Los malos hombres by Daniel Palencia

Los malos hombres by Daniel Palencia

autor:Daniel Palencia [Palencia, Daniel]
La lengua: spa
Format: epub
Tags: Novela, Histórico
editor: ePubLibre
publicado: 2020-05-31T16:00:00+00:00


31 NUESTRO AMIGO COMÚN

El trompetero del puente de Santa Catalina destripaba una canción indescifrable para el oído humano. Aquel sonido como de derrapes y berreos de nonato despertó a Martín, que se encontraba en uno de los extremos de la pasarela, junto al edificio de La Equitativa. Por la altura del sol, debían de ser las seis o las siete de la tarde. Seguía desnudo, salvo por el calzón del día anterior, con una manta hecha un andrajo por encima, y estaba incorporado sobre la valla del río Urumea. Tenía una botella vacía de Veterano en las manos.

Todo un clásico.

Martín rio para sus adentros. Si su padre lo hubiera visto de aquella guisa, habría visto confirmadas todas las sospechas que quince años atrás tenía sobre el futuro de su hijo.

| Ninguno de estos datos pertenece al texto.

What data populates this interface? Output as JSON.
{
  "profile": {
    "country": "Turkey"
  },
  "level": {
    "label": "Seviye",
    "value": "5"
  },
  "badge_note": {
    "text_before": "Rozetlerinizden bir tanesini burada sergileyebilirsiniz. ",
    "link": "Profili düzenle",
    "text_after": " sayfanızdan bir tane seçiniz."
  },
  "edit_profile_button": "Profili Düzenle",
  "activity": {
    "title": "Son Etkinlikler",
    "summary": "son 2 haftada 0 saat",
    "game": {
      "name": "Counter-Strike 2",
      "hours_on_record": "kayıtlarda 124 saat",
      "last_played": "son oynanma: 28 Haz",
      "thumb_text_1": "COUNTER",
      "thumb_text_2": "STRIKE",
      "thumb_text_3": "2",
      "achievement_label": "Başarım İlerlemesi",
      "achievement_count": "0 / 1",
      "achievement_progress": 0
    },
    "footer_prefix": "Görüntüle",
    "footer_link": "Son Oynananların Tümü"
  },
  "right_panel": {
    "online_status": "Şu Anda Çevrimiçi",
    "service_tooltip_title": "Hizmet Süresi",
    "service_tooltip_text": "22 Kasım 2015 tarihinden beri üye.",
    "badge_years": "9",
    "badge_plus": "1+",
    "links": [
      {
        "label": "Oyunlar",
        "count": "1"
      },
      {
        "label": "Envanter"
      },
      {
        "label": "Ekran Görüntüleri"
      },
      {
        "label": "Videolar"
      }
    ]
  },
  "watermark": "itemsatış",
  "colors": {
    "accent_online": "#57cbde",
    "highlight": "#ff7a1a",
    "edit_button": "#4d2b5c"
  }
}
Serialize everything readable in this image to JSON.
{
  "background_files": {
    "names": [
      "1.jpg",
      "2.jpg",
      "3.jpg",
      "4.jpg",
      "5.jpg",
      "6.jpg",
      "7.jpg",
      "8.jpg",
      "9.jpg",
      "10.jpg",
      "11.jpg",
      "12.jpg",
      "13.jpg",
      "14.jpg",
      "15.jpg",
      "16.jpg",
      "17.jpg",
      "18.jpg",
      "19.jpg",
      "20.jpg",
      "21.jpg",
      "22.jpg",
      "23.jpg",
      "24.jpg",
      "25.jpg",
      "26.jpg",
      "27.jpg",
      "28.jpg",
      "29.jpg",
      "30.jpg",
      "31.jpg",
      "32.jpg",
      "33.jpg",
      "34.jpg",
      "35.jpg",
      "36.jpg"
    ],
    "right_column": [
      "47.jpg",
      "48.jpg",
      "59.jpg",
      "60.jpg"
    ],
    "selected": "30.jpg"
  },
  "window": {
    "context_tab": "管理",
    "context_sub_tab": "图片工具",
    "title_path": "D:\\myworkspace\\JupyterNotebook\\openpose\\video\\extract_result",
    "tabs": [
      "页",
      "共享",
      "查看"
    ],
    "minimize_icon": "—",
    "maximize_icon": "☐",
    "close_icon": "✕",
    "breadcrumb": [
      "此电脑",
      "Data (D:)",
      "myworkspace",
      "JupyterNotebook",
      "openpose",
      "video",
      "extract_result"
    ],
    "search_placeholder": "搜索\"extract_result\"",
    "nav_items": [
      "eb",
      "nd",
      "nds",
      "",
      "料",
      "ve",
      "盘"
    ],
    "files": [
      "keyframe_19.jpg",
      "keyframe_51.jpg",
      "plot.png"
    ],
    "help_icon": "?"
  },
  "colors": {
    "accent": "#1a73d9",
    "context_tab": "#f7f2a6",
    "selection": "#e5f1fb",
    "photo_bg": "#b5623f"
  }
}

Con un dolor de cabeza como de cien tamborradas, se cubrió el cuerpo y casi toda la cara con la manta. Se dirigió al hotel, al otro lado del puente. La gente lo miraba con una mezcla de grima y compasión. Estaba vivo, que no era poco. Era mucho más de lo que podía esperar tal y como había empezado el día. Pero estar vivo no lo era todo. Desde aquel momento, se enfrentaba a un enemigo cuyo poder desconocía. Martín era consciente de su falta de control, de los flecos sueltos. Veía mucho gallo para tan poco corral. Caminaba en una mañana de densa neblina, avanzando, sí, pero a tientas, con la vista cegada a dos enemigos de distancia.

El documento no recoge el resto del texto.